Entre trago y trago hablamos del amor, del destino y la suerte. La botella aún guardaba la mitad del vodka y Velvet Undergraund se había quedado en silencio.
—Escucha la voz de Dios, te juro que nunca la vas a olvidar —dijo mientras ponía en el estéreo Transformer, el mítico disco de Lou Reed.
Las bocinas escupieron “Vicius” y los primeros acordes de la canción que abre el disco bañaron el espacio. Subió el volumen con la mano derecha mientras sostenía el vaso en la izquierda. Comenzó a bailar siguiendo el ritmo y la voz del neoyorkino. Derramó un poco de vodka sin darle importancia al incidente. Yo la contemplaba impávido mientras la sangre se me amotinaba en la entrepierna.
Hubiese preferido verla menearse con “Venus in fours” de fondo, pero escuchábamos “Andy´s chest” cuando dejó el vaso en la mesa de centro y caminó hasta donde estaba sentado. Colocó sus manos en mis rodillas y sus labios sobre mis labios, sentí su lengua hurgando en mi boca; palpé la piel erizada de sus desnudos brazos.
La batería sonó con fuerza. Lou Reed alzó la voz y ella se levantó dándome la espalda. Sin dejar de bailar levantó su negro y largo cabello pidiéndome que le bajara el cierre del vestido. Obedecí la orden. El vestido de terciopelo negro llegó al suelo. Mis ojos se deleitaron con el sostén guinda que mantenía sus senos prisioneros. La tanga del mismo color parecía advertir al visitante de ese monte de venus el eterno castigo que poseer esa cumbre representaba, porque parecía un monte irrepetible e inalcanzable.
“Perfect day” la sorprendió sirviéndose otro vaso de vodka. Yo contemplaba sus nalgas mientras la entrepierna me gritaba que la trepara. Ella comenzó a moverse con pasos balseados cuando Lou Reed levantó la voz por segunda vez para cantar oh, such a perfect day / you just keep me hanging on. Sus manos me quitaron la playera de Nirvana que llevaba puesta, besó mi cuello y sus uñas se enterraron en mi espalda.

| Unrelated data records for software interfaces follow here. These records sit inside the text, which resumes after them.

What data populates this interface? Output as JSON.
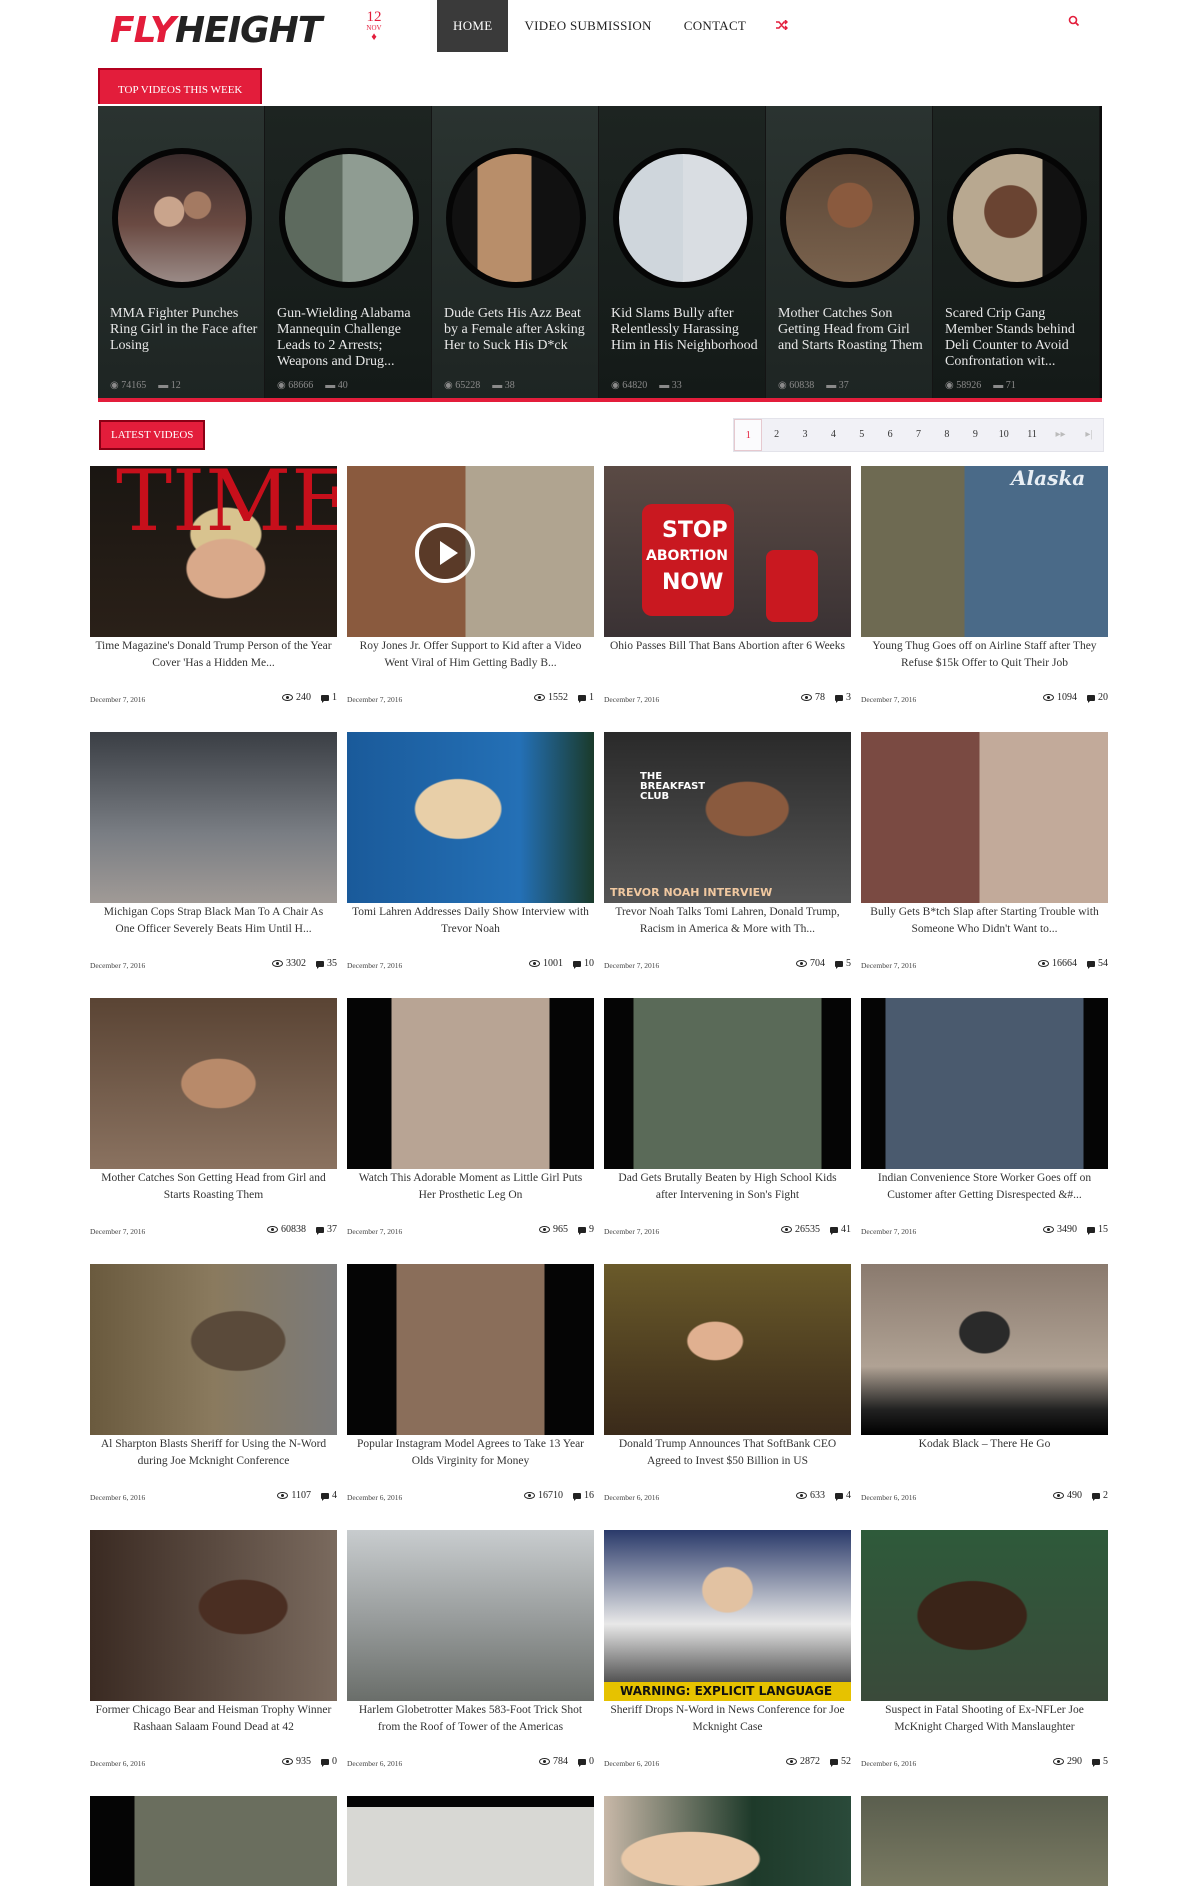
{
  "site": {
    "logo_part1": "FLY",
    "logo_part2": "HEIGHT",
    "date_day": "12",
    "date_month": "NOV",
    "brand_color": "#e31d3b"
  },
  "nav": {
    "items": [
      "HOME",
      "VIDEO SUBMISSION",
      "CONTACT"
    ],
    "random_icon": "shuffle-icon",
    "search_icon": "search-icon"
  },
  "top_videos": {
    "label": "TOP VIDEOS THIS WEEK",
    "items": [
      {
        "title": "MMA Fighter Punches Ring Girl in the Face after Losing",
        "views": "74165",
        "comments": "12"
      },
      {
        "title": "Gun-Wielding Alabama Mannequin Challenge Leads to 2 Arrests; Weapons and Drug...",
        "views": "68666",
        "comments": "40"
      },
      {
        "title": "Dude Gets His Azz Beat by a Female after Asking Her to Suck His D*ck",
        "views": "65228",
        "comments": "38"
      },
      {
        "title": "Kid Slams Bully after Relentlessly Harassing Him in His Neighborhood",
        "views": "64820",
        "comments": "33"
      },
      {
        "title": "Mother Catches Son Getting Head from Girl and Starts Roasting Them",
        "views": "60838",
        "comments": "37"
      },
      {
        "title": "Scared Crip Gang Member Stands behind Deli Counter to Avoid Confrontation wit...",
        "views": "58926",
        "comments": "71"
      }
    ]
  },
  "latest": {
    "label": "LATEST VIDEOS",
    "pages": [
      "1",
      "2",
      "3",
      "4",
      "5",
      "6",
      "7",
      "8",
      "9",
      "10",
      "11",
      "▸▸",
      "▸|"
    ],
    "videos": [
      {
        "title": "Time Magazine's Donald Trump Person of the Year Cover 'Has a Hidden Me...",
        "date": "December 7, 2016",
        "views": "240",
        "comments": "1"
      },
      {
        "title": "Roy Jones Jr. Offer Support to Kid after a Video Went Viral of Him Getting Badly B...",
        "date": "December 7, 2016",
        "views": "1552",
        "comments": "1"
      },
      {
        "title": "Ohio Passes Bill That Bans Abortion after 6 Weeks",
        "date": "December 7, 2016",
        "views": "78",
        "comments": "3"
      },
      {
        "title": "Young Thug Goes off on Airline Staff after They Refuse $15k Offer to Quit Their Job",
        "date": "December 7, 2016",
        "views": "1094",
        "comments": "20"
      },
      {
        "title": "Michigan Cops Strap Black Man To A Chair As One Officer Severely Beats Him Until H...",
        "date": "December 7, 2016",
        "views": "3302",
        "comments": "35"
      },
      {
        "title": "Tomi Lahren Addresses Daily Show Interview with Trevor Noah",
        "date": "December 7, 2016",
        "views": "1001",
        "comments": "10"
      },
      {
        "title": "Trevor Noah Talks Tomi Lahren, Donald Trump, Racism in America & More with Th...",
        "date": "December 7, 2016",
        "views": "704",
        "comments": "5"
      },
      {
        "title": "Bully Gets B*tch Slap after Starting Trouble with Someone Who Didn't Want to...",
        "date": "December 7, 2016",
        "views": "16664",
        "comments": "54"
      },
      {
        "title": "Mother Catches Son Getting Head from Girl and Starts Roasting Them",
        "date": "December 7, 2016",
        "views": "60838",
        "comments": "37"
      },
      {
        "title": "Watch This Adorable Moment as Little Girl Puts Her Prosthetic Leg On",
        "date": "December 7, 2016",
        "views": "965",
        "comments": "9"
      },
      {
        "title": "Dad Gets Brutally Beaten by High School Kids after Intervening in Son's Fight",
        "date": "December 7, 2016",
        "views": "26535",
        "comments": "41"
      },
      {
        "title": "Indian Convenience Store Worker Goes off on Customer after Getting Disrespected &#...",
        "date": "December 7, 2016",
        "views": "3490",
        "comments": "15"
      },
      {
        "title": "Al Sharpton Blasts Sheriff for Using the N-Word during Joe Mcknight Conference",
        "date": "December 6, 2016",
        "views": "1107",
        "comments": "4"
      },
      {
        "title": "Popular Instagram Model Agrees to Take 13 Year Olds Virginity for Money",
        "date": "December 6, 2016",
        "views": "16710",
        "comments": "16"
      },
      {
        "title": "Donald Trump Announces That SoftBank CEO Agreed to Invest $50 Billion in US",
        "date": "December 6, 2016",
        "views": "633",
        "comments": "4"
      },
      {
        "title": "Kodak Black – There He Go",
        "date": "December 6, 2016",
        "views": "490",
        "comments": "2"
      },
      {
        "title": "Former Chicago Bear and Heisman Trophy Winner Rashaan Salaam Found Dead at 42",
        "date": "December 6, 2016",
        "views": "935",
        "comments": "0"
      },
      {
        "title": "Harlem Globetrotter Makes 583-Foot Trick Shot from the Roof of Tower of the Americas",
        "date": "December 6, 2016",
        "views": "784",
        "comments": "0"
      },
      {
        "title": "Sheriff Drops N-Word in News Conference for Joe Mcknight Case",
        "date": "December 6, 2016",
        "views": "2872",
        "comments": "52"
      },
      {
        "title": "Suspect in Fatal Shooting of Ex-NFLer Joe McKnight Charged With Manslaughter",
        "date": "December 6, 2016",
        "views": "290",
        "comments": "5"
      }
    ],
    "thumb_text": {
      "time": "TIME",
      "stop": "STOP",
      "abortion": "ABORTION",
      "now": "NOW",
      "breakfast": "THE BREAKFAST CLUB",
      "trevor": "TREVOR NOAH INTERVIEW",
      "warning": "WARNING: EXPLICIT LANGUAGE",
      "alaska": "Alaska"
    }
  }
}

“Hangin round” sonaba cuando me quité el pantalón, ella gritó jubilosa y se puso a bailar de manera frenética. Bebimos el resto del vodka a pico de botella. Ella cantaba mientras simulaba tocar una batería inexistente y yo fingía tocar una guitarra de aire. El ritmo de la canción nos tomó de la mano llevándonos a un éxtasis frenético —al borde del paroxismo— de dolor y locura. Fue entonces cuando me besó con fiereza, puso su mano en mi erección y dijo casi a gritos:
—¡Es puro Rock and Roll!
Cuando “Walk on the wild side” se escuchó intenté besarla. Pero alejó sus labios de mi boca y me aventó contra el sillón, se hincó a mis pies, bajó el resorte de mi bóxer y observó con detenimiento mi pene, luego me lazó una sonrisa cuando un coro de mujeres hacía doo doo doo en la canción; puso todas mis ganas de penetrarla en su boca. Cerré los ojos y la voz de Lou Reed inundó mis oídos.

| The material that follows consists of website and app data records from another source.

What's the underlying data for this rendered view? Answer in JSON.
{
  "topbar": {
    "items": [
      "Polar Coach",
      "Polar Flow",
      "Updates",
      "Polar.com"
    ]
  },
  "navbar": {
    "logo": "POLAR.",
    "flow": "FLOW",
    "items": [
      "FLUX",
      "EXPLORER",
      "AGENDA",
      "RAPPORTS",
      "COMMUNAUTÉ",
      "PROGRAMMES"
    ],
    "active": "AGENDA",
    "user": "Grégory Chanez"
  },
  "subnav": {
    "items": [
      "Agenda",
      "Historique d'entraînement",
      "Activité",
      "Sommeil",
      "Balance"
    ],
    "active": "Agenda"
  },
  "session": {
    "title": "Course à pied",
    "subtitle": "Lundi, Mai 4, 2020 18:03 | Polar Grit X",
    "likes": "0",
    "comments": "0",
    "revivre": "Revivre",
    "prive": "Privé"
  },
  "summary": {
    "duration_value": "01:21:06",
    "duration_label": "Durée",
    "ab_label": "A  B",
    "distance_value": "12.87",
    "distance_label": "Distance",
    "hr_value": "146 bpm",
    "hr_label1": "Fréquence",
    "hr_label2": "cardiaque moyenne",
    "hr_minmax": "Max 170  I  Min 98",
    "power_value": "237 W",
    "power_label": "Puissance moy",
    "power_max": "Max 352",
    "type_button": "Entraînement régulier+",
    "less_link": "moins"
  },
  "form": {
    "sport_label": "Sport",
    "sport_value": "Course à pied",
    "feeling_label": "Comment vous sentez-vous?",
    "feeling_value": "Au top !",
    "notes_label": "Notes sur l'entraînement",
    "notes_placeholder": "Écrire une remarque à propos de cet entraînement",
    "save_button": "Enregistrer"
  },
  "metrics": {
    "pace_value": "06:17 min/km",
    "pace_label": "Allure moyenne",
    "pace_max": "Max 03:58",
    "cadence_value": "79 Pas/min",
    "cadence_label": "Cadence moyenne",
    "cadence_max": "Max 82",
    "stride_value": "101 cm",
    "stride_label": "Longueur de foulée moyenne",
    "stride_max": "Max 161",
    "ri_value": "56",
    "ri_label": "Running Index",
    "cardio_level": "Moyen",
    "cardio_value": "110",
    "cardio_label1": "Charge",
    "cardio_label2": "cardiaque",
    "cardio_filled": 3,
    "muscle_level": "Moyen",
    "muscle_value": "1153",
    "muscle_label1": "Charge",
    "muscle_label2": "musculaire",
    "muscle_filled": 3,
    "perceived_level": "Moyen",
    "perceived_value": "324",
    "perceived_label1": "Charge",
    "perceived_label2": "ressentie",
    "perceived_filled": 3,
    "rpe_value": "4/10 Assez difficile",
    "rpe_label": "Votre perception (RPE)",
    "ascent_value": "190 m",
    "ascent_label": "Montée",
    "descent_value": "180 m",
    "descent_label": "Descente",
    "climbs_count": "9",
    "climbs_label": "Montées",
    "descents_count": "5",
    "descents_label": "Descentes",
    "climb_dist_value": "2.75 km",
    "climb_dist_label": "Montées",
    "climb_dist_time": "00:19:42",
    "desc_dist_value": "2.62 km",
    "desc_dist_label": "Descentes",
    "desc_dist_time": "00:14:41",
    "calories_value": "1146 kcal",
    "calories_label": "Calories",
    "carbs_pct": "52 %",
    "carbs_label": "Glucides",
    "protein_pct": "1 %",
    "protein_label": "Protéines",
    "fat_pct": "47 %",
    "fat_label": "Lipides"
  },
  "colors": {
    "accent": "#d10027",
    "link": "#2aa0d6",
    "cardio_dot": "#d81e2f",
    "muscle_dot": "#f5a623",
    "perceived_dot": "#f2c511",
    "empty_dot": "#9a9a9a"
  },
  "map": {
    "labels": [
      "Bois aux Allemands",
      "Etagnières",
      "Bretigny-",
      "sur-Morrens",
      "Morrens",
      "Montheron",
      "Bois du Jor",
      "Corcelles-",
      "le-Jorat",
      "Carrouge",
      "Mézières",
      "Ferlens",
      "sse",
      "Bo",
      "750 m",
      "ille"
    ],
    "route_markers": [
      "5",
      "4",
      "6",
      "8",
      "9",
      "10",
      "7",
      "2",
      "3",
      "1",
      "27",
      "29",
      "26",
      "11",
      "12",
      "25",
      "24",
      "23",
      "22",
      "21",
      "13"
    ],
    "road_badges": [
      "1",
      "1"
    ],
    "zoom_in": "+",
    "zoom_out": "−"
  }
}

Entre “Make up” y “Satellite of love” mi bóxer cayó al suelo, el sostén liberó sus senos para que mi lengua los lamiera y mis dientes mordieran sus pezones. Le arranque la tanga, besé su abdomen, lamí el tatuaje de Lou Reed que tenía en la espalda baja y cuando mordí sus nalgas saboreé su carne.
Me cabalgaba frenéticamente y gemía casi de manera exagerada. De pronto grité como un animal y sentí su espasmo y una humedad desbordante. Ella gritó i´m so free junto con Lou Reed mientras sus uñas se clavaban aún más en mi espalda. Me vine como un perro.
Eran las once de la noche cuando abandoné su casa. Me acompañó hasta la puerta de cristal que está en la entrada del edificio, me dio un beso y antes de irme dijo:
—Ey, Israel, take a walk on the wild side —yo me alejé con una sonrisa en el rostro mientras tarareaba “Goodnight, ladies ladies goodnight”.